Desperate to change her life trajectory, Tora invites Sakura on a cross-country journey to her hometown, where her family keeps an ancestral shrine. There, Tora is sure she’ll discover the truth about her mother’s disappearance. But the fantasy vacation soon turns into a nightmare when a black wall of water stampedes the city.
Every new friendship gained along their trip is broken as the tsunami sucks the city dry and throws impossible obstacles in their way. In a desolate landscape, void of friends and family, Tora must fight to find and save the lost. But as she quickly learns, there is more than one wave in a tsunami, and more than one way to save a life.
First 250 Words:
Men in orange suits dash onto the train tracks to haul the remains of a body off the rails. They run single-file, practiced. I tighten my grip on the metal pole near the train door and my eyes blur over my iPhone screen. Everyone knows why we’re delayed, we simply don’t say it.

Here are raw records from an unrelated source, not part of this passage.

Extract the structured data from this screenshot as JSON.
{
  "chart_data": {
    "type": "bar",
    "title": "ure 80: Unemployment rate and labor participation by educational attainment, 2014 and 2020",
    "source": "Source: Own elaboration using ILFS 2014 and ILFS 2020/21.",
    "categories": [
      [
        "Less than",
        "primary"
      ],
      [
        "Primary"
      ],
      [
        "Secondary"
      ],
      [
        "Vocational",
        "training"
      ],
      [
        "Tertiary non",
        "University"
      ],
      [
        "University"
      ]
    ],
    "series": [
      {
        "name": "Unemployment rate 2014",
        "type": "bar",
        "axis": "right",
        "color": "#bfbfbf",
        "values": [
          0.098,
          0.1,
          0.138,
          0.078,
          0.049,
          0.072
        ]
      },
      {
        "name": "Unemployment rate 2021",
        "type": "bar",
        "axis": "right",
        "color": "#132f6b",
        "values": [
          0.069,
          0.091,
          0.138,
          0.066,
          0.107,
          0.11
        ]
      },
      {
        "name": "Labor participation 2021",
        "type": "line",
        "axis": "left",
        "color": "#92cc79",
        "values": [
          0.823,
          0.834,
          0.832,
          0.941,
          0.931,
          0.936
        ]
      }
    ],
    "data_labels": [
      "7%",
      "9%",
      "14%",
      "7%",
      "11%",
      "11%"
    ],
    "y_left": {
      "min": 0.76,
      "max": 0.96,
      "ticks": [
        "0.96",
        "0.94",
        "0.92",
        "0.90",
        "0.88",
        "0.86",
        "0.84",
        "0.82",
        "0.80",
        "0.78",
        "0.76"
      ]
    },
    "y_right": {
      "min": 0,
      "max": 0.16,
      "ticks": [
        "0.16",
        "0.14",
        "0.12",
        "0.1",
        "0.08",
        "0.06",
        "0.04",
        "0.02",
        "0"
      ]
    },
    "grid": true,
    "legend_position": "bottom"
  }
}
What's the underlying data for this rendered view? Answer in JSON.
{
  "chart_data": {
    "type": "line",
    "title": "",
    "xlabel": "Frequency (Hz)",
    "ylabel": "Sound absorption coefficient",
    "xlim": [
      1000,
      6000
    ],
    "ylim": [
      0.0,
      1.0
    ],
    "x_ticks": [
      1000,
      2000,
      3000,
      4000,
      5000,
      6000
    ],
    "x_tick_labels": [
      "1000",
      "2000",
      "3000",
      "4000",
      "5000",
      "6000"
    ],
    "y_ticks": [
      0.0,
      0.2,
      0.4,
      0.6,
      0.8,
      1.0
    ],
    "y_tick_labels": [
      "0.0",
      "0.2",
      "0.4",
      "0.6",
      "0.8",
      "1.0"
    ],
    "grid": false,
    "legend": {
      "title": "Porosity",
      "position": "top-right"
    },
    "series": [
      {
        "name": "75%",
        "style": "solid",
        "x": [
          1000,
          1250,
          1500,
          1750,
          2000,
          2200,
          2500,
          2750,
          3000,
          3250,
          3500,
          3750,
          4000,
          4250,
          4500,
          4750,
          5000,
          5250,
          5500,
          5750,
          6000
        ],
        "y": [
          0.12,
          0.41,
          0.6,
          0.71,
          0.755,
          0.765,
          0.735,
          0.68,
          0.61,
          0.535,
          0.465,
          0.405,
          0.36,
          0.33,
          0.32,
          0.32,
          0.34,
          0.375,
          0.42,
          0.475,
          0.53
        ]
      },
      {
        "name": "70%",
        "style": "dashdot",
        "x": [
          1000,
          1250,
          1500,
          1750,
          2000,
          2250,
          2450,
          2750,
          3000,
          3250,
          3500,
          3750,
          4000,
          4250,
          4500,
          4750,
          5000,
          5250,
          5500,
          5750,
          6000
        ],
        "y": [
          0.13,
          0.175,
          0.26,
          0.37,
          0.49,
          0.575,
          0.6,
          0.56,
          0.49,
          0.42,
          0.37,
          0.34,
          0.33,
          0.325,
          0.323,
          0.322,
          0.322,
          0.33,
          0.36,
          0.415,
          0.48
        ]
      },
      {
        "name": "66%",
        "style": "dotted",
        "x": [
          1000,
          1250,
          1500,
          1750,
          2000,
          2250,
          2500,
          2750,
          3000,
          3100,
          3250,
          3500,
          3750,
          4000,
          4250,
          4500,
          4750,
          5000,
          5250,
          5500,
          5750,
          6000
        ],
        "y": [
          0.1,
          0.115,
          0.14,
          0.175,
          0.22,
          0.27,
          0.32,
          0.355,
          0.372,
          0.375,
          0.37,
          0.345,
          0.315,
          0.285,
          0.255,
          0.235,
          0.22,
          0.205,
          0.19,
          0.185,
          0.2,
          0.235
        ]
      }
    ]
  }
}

“We apologize for the inconvenient delay,” buzzes the train conductor.
Electronic doors slide open, releasing the inconvenienced passengers. I stifle a shiver as a gust of early spring air washes into the train car. Morbid curiosity claws at my throat. I gulp it down. Don’t look, don’t stare. I step forward, gazing at the platform outside, halfway concealed by a blue tarp. Police and railway employees crisscross the scene, assessing the ‘human accident’ on the tracks below.
“Tora,” Sakura calls. “This isn’t our stop.” Her eyes meet mine through a mirror in her makeup compact. She’s re-coating every single eyelash in thick black goo, legs crossed and sitting in the handicap zone.
I startle, recalled to our present journey, a last attempt to study before the high school entrance exam. The train doors whisk closed. I jump back and my phone clatters to the floor. The evening breeze also falls, cut short by the closing doors, and dissipates like a recoiling fog.
Sakura turns in her seat to face me, her questioning gaze drifting to the phone at my feet. Heat wafts to my face. My mother warned me never to compare Tokyo with home, but I can’t reconcile this.